Kamala D. Harris broke barriers when she was inaugurated as Vice President of the United States on January 20, 2021. She is the first woman, the first Black American, and the first South Asian American to occupy that position.
“While I may be the first woman in this office, I will not be the last—because every little girl watching tonight sees that this is a country of possibilities,” Harris said on November 7, 2020.
Born in Oakland, California, in 1964, Harris is the daughter of immigrants. Her father, Donald Harris, originally from Jamaica, is a retired economist. Her mother, Shyamala Gopalan, originally from India, was a civil rights activist and a breast cancer researcher who told her children: “Don’t sit around and complain. Do something.” Harris and her sister were primarily raised and inspired by their mother.
Growing up, Harris was surrounded by a diverse community and extended family. In 2014, she married attorney Douglas Emhoff and became stepmother to his children, now young adults. Emhoff, in addition to serving as Second Gentleman, teaches at the Georgetown University Law Center in Washington.
Harris graduated from Howard University, a historically Black university in Washington, and earned a law degree from the University of California, Hastings College of Law. She worked as a deputy district attorney in Alameda County for several years and in 2003 became the district attorney of San Francisco.
In 2010, Harris became the first Black woman to be elected California attorney general, overseeing the largest state justice department in the United States. She established the state’s first Bureau of Children’s Justice and instituted reforms that ensured greater transparency and accountability in the criminal justice system.
Harris was sworn into the United States Senate in 2017. In her first speech as a senator, she spoke out on behalf of immigrants and refugees. As a member of the Senate Select Committee on Intelligence, she worked with members of both parties to keep the American people safe from foreign threats and crafted bipartisan legislation to assist in securing American elections. She also participated in hearings for two Supreme Court nominees while serving on the Senate Judiciary Committee. During her tenure as a senator, Harris championed legislation to reform cash bail, combat hunger, provide rent relief, improve maternal health care, and address the climate crisis.

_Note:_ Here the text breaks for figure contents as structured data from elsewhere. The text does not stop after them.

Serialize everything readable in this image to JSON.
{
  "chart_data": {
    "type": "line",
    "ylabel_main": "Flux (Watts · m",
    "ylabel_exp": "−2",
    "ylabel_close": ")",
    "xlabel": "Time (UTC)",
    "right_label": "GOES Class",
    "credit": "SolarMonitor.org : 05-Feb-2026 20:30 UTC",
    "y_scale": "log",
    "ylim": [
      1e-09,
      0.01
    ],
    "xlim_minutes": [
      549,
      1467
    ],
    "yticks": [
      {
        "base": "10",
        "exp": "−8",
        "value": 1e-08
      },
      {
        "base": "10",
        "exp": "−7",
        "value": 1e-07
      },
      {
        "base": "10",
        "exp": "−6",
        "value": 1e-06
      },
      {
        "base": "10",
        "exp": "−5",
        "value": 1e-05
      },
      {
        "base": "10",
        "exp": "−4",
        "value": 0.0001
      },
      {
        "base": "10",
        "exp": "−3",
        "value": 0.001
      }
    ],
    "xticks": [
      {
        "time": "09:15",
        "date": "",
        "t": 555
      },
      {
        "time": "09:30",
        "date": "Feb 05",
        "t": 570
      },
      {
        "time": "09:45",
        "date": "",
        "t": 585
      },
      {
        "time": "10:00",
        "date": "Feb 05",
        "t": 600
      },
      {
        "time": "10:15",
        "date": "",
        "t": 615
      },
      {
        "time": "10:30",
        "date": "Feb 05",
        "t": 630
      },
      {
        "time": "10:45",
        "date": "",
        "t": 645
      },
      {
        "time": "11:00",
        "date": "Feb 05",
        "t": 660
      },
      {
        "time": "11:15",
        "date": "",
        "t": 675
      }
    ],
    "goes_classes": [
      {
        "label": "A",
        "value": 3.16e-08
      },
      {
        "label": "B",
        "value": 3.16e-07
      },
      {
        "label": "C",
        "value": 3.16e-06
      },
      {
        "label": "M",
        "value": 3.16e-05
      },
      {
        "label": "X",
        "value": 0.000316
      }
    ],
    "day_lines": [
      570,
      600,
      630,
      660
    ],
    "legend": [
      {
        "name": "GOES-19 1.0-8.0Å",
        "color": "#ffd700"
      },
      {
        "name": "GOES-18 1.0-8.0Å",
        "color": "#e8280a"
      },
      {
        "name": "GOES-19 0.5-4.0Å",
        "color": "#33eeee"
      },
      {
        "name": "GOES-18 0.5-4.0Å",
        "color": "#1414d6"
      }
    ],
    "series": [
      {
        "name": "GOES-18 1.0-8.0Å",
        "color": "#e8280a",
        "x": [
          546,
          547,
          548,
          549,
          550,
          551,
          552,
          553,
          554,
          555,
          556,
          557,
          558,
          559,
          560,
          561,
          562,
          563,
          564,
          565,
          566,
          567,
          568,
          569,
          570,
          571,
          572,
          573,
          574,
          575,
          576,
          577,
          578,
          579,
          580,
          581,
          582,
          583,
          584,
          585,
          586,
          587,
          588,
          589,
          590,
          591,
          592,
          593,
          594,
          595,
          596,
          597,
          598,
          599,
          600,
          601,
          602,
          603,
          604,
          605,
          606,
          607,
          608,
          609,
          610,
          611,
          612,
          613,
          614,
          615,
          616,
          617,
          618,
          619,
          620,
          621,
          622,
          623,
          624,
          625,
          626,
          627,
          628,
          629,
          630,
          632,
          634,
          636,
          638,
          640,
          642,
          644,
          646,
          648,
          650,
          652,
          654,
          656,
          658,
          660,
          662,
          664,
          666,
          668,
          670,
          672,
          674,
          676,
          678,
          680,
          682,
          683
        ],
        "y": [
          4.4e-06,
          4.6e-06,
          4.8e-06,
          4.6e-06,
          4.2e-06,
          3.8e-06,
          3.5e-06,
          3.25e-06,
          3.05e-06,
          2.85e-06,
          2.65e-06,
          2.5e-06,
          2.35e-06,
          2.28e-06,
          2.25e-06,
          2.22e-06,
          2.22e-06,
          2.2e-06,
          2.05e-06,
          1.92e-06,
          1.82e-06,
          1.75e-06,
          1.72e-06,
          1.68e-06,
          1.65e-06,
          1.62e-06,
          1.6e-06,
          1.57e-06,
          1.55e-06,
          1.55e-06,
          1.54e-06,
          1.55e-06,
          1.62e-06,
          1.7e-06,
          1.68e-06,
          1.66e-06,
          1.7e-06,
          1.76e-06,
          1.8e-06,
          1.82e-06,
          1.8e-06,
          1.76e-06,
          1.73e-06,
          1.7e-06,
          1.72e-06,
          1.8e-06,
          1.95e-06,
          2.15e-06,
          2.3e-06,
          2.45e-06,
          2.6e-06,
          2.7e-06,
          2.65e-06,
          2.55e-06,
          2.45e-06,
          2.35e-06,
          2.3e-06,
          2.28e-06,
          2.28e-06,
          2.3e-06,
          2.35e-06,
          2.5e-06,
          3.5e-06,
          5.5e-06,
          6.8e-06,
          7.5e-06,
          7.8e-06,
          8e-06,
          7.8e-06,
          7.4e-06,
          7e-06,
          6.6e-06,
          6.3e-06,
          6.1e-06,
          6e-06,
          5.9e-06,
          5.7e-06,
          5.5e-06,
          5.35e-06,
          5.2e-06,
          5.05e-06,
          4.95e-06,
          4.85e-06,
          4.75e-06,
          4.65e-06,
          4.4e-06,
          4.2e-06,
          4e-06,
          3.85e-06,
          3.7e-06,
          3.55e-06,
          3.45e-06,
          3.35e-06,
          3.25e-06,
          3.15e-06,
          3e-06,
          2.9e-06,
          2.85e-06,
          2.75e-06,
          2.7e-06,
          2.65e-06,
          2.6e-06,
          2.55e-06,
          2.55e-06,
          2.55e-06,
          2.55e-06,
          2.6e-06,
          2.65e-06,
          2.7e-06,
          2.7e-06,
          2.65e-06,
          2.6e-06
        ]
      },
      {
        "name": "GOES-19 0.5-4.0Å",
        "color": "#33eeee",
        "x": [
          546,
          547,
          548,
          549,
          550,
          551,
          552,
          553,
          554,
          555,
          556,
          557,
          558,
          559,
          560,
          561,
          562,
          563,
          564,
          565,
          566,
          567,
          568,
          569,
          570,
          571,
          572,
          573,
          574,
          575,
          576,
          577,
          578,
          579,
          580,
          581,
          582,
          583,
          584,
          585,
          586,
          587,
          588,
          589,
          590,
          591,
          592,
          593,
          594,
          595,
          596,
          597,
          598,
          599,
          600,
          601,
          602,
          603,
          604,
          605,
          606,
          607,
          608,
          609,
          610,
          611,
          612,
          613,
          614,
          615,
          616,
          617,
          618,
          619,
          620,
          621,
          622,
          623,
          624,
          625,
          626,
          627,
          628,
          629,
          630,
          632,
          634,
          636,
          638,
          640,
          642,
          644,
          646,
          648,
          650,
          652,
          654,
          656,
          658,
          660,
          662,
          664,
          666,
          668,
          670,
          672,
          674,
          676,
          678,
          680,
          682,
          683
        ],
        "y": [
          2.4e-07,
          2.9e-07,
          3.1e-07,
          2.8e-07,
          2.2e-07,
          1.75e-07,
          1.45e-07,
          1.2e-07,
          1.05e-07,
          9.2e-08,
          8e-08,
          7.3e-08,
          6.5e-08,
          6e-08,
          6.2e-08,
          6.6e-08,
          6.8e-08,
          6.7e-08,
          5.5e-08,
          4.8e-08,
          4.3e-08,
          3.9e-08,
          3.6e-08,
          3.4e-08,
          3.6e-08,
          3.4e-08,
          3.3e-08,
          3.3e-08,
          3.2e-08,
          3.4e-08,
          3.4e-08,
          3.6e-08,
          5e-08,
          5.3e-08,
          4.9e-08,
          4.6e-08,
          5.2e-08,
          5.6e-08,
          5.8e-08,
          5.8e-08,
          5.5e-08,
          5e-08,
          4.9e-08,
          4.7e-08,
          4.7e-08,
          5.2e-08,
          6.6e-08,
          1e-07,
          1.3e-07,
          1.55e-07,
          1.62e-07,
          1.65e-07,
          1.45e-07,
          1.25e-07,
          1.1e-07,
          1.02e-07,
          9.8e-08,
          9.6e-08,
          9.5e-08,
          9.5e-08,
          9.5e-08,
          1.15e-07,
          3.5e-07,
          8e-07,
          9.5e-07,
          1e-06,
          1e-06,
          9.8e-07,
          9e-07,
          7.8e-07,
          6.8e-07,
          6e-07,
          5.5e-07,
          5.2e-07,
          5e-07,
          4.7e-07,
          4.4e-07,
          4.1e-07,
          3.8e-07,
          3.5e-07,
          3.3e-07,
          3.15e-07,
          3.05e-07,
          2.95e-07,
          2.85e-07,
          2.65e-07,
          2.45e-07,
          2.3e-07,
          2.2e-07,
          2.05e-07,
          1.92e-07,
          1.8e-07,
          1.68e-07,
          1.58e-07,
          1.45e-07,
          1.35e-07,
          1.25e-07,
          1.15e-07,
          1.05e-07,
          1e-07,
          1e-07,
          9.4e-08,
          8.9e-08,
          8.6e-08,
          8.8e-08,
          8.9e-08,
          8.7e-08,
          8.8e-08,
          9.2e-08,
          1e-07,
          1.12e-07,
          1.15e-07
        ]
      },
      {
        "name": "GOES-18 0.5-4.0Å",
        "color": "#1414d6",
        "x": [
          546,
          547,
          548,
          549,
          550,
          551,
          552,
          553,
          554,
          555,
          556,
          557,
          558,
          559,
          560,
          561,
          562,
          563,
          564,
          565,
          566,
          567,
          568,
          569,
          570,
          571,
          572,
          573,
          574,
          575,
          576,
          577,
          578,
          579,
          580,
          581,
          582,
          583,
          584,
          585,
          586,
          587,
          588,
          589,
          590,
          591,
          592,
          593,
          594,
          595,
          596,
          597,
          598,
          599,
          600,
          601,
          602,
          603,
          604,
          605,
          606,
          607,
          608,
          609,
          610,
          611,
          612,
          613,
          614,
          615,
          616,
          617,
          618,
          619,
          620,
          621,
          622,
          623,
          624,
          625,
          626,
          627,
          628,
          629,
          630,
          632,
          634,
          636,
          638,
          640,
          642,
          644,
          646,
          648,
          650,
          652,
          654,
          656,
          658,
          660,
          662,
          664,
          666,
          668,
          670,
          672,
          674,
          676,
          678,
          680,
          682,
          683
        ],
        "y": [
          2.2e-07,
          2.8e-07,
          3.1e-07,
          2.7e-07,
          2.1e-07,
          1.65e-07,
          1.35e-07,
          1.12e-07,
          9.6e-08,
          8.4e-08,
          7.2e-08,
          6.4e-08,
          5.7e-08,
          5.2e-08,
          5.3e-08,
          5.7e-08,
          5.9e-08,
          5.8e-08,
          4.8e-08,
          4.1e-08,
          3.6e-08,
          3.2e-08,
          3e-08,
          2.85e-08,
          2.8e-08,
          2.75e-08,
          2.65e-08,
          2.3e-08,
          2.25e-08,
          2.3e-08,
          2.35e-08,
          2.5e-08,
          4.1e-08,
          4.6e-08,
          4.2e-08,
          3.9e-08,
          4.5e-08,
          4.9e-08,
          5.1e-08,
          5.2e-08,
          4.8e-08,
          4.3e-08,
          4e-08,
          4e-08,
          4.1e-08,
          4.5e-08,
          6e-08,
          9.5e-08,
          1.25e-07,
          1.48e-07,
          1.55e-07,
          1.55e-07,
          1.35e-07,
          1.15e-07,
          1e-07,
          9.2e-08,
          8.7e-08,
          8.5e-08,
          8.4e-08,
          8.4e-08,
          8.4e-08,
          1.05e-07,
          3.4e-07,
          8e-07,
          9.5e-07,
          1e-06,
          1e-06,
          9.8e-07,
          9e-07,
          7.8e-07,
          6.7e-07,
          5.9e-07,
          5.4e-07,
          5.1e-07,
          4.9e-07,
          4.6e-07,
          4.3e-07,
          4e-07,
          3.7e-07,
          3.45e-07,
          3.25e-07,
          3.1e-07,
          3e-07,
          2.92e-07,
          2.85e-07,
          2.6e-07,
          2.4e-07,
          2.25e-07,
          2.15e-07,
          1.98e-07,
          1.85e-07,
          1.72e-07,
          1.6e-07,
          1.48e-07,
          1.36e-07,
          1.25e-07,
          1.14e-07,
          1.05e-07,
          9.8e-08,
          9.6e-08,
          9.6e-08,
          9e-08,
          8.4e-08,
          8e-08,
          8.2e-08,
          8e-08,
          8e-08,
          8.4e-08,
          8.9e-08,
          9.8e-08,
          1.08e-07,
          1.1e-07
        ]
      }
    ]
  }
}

On August 11, 2020, Harris accepted President Joe Biden’s invitation to become his running mate and help unite the nation. She has said that her priorities as vice president are to help President Biden to end the COVID-19 pandemic, expand economic opportunities and health care, tackle the climate change emergency, confront terrorism and systemic racism, and work closely with international allies on shared concerns.
Since becoming vice president, Harris has been actively involved in U.S. national security and foreign affairs, meeting both virtually and in person with a number of foreign leaders in order to strengthen important U.S. alliances. When Japanese Prime Minister Suga visited the United States in April 2021, Harris said it was a “personal point of privilege” for her to meet with the prime minister of Japan because she is from California, which has a strong and vibrant Japanese American community that has made great contributions not only to the state but also to the country. “And it is a community with which I have worked and lived for my entire life,” she went on to say. In a tweet after her meeting with Suga, Harris wrote: “Together, the U.S. and Japan will strengthen our efforts to promote peace, prosperity, and security in the Indo-Pacific.”
One issue that Harris has been particularly focused on in her role as the first female vice president of the United States is women’s empowerment. Addressing the United Nations Commission on the Status of Women in March 2021, Harris noted that the status of democracy depends fundamentally on the empowerment of women, “not only because the exclusion of women in decision-making is a marker of a flawed democracy, but because the participation of women strengthens democracy.”
Perhaps Vice President Harris’s view on the importance of women’s empowerment is best summed up in an op-ed she penned for the Washington Post in February 2021. “When we lift up women, we lift up families, we lift up communities and all of society benefits,” she wrote. “This is true in the United States and around the globe.”